Remember, you are the only person in the company who can’t be fired or leave (at least, not easily). Don’t fall into the habit of looking for a scapegoat every time something doesn’t go as planned, or you’ll wind up as a company known for its revolving door and poor morale. Learn how to learn from your mistakes, and how to turn setbacks into business experiences that can help your business.
Albert Einstein is mistakenly credited with the quote, “The definition of insanity is doing the same thing over and over again and expecting a different result.” While Einstein might not have said it, the underlying premise is still very much true. If you or someone in your company makes a mistake, and you do nothing to correct that mistake, chances are that the same mistake will repeat itself. Good business owners and CEOs know the value in examining a mistake from different perspectives without pointing fingers or assigning blame. By carefully analyzing the mistake, its causes and its outcomes, a solution can usually be found that can mitigate the error and reduce or eliminate the cause of the problem, preventing it from recurring in the future.

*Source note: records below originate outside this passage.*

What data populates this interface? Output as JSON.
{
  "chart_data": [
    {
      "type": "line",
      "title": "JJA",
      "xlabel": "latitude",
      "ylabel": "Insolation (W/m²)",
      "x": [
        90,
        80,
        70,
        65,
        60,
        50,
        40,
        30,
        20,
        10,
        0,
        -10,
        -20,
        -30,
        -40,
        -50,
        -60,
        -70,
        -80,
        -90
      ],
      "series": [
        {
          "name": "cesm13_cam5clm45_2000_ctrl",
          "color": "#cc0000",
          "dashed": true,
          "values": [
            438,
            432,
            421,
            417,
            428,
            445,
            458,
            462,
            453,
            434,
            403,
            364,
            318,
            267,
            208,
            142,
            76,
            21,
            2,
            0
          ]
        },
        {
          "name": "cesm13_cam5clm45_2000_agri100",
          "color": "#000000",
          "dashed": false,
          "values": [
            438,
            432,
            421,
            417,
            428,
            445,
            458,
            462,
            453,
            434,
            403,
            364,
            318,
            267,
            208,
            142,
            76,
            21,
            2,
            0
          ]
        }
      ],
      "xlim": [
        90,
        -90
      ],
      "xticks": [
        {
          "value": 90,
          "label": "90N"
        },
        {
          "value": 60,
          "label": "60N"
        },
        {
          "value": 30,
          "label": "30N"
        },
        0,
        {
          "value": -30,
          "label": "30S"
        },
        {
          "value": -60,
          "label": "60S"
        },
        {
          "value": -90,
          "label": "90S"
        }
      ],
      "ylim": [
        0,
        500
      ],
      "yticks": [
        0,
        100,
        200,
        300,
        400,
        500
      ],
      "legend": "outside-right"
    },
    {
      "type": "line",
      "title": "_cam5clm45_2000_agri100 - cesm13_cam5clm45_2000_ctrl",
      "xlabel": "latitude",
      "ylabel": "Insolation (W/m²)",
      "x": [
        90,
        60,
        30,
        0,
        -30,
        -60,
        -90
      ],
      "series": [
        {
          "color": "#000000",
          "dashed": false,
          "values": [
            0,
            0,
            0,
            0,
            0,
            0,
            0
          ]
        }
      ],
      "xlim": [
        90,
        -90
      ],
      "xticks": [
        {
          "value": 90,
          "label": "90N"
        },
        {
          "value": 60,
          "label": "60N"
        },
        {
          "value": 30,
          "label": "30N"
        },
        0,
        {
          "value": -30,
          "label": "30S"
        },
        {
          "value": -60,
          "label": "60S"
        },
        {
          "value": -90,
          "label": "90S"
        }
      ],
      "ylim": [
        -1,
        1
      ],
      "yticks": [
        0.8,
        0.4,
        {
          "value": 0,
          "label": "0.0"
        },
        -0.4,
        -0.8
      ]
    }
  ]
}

It’s also a good idea to keep careful records of these mistakes, so future employees can learn from them and avoid making the same mistakes unintentionally. Some companies offer incentives and prizes for innovative solutions to company problems, to help promote “out-of-the-box” thinking, as well as help identify good problem solvers within the company.
At the end of the day, you are the captain of your company’s ship. No one is going to be more passionate, more dedicated, more enthusiastic, or more critical of your business than you. As a business owner, every aspect of your company is your responsibility. Mistakes are part of the cost of doing business, but you have to find the lessons of value within those mistakes.